Episcopal Methodists started in 1878 but were not fully established until 1906. In 1891 (Retamal, pp. 67-68), there were 4,500 Anglicans in Chile, 6,000 Lutherans, 900 Presbyterians (including Union Church) and 500 Methodists. According to the 1900 Census, Protestants made up between 1% and 2% of the population in 1895 in (a) the extreme northern part of Chile (Arica, Iquique and Antofagasta), (b) Valparaíso, and (c) the south central region from the provinces of Malleco (Angol and Temuco) to Llanquihue (Puerto Montt). The figure was a whopping 9.3% in (d) the sparsely-populated Magallanes region (which contains the principal Strait of Magellan port, Punta Arenas, full of foreign influence much like Valparaíso). Thus, it is clear that the early Evangelical churches had a significant impact on Chilean society and culture. Baptists and Christian and Missionary Alliance churches did not begin in Chile until the 20th Century.

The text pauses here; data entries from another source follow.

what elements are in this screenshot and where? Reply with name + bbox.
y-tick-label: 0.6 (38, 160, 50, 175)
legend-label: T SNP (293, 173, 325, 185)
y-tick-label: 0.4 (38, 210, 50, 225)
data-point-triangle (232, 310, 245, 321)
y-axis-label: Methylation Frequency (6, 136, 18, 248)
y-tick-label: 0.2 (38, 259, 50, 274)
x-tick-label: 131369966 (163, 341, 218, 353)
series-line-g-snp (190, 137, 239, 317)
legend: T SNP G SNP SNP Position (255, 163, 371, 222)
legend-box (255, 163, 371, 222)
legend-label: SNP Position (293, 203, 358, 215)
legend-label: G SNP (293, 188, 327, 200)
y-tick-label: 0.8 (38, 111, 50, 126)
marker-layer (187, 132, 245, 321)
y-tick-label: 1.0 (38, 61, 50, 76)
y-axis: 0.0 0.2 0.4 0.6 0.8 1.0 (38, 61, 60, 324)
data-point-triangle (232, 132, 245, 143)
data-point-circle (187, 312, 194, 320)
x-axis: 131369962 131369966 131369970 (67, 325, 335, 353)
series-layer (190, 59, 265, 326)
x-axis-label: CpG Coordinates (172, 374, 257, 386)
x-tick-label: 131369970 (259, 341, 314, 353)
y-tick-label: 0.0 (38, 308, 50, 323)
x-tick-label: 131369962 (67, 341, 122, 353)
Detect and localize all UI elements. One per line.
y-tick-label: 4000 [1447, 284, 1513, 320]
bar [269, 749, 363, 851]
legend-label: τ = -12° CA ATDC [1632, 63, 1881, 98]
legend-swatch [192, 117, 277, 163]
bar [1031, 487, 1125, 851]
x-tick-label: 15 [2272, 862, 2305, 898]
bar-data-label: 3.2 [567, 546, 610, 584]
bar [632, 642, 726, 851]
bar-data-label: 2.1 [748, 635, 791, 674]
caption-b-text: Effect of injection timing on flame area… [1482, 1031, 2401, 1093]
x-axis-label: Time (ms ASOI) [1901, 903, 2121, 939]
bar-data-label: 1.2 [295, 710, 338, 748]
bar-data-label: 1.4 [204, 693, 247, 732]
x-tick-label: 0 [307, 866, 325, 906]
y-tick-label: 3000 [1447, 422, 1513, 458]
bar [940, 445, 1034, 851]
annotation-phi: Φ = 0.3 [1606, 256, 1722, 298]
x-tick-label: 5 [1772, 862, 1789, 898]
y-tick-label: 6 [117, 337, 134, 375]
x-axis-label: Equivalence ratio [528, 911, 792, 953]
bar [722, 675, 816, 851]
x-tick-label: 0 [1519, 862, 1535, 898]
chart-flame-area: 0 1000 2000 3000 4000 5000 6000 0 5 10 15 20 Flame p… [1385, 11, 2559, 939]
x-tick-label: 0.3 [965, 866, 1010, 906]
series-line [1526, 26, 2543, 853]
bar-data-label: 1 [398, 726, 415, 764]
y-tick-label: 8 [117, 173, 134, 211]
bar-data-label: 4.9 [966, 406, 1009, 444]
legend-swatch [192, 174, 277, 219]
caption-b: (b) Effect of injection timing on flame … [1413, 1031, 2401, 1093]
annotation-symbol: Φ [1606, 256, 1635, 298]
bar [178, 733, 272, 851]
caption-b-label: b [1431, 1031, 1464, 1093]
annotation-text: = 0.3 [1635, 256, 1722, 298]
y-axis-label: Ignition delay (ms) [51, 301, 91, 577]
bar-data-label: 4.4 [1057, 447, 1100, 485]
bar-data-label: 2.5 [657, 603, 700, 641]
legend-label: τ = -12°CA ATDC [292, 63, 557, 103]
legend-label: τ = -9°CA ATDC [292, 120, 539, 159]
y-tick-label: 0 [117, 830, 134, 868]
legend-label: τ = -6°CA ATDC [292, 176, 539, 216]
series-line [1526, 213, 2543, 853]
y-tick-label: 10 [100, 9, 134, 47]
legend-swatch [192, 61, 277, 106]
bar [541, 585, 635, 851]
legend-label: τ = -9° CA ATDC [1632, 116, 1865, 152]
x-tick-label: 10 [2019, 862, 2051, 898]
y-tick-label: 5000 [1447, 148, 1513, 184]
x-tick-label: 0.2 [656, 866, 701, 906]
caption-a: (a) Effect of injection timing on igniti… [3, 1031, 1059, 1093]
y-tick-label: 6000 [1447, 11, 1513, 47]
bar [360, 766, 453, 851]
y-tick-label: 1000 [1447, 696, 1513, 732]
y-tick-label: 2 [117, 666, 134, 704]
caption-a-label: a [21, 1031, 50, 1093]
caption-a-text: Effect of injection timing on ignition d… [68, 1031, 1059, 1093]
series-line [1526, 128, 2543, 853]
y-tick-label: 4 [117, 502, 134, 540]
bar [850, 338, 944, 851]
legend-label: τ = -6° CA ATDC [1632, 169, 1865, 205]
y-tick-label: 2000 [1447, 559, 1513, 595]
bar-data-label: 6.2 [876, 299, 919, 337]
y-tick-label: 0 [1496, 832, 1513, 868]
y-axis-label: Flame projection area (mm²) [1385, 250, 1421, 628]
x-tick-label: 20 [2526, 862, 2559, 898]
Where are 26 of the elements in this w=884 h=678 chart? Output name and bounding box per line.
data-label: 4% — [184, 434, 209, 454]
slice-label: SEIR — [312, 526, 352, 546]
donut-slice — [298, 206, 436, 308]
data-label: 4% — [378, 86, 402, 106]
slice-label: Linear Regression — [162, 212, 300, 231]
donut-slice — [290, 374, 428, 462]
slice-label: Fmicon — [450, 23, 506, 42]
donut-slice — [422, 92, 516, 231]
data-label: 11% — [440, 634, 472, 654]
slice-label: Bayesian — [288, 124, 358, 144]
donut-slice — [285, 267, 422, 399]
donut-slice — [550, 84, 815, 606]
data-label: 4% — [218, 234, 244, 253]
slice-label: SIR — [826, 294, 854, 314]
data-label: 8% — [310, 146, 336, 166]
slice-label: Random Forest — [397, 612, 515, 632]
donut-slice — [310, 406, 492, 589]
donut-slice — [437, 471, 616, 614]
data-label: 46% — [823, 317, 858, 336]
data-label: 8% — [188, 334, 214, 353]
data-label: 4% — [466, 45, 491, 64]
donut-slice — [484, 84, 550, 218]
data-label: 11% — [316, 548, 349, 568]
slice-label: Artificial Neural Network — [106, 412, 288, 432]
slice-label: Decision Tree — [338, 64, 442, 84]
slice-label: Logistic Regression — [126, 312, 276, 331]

Besides Santiago, one might say that Chilean Evangelical Christianity started along the Aconcagua River (a hour north of Santiago), which passes to the west through the towns of Los Andes, San Felipe, Quillota and ends in Concón (just north of the other hot spots in Valparaíso and eventually Viña del Mar). The Aconcagua River region felt the influence of Presbyterians and Anglicans, and in the south central section of Chile was affected by missions efforts of these same groups along with Lutherans.

One also cannot overlook the prominence of Evangelicals in Punta Arenas and the Magallanes region, on account of foreigner influence and missionary efforts. In the late 19th Century, Punta Arenas was an important city for both Argentina and Chile; it was the first city to be electrified, too.

Retemal notes (in chapter 4) that Protestant and Evangelical religion, especially from the second half of the 19th Century, surged along with classical liberal ideas. He says that the preachers were guided by an Anglo-Saxon classical liberal “prism,” which transformed them into socio-political modernizers in Chile. Thus, later conflicts like that of the Allende-Pinochet era, had ideological forerunners a century earlier.

And the roots of Chilean Evangelicals was clearly libertarian-leaning, and thus anti-Marxist by nature. Therefore, Chileans should not be surprised when they see a pro-Right undercurrent among Evangelicals today. It is shame to see some modern Evangelicals lose their way and support interventionist and socialist candidates and politicians.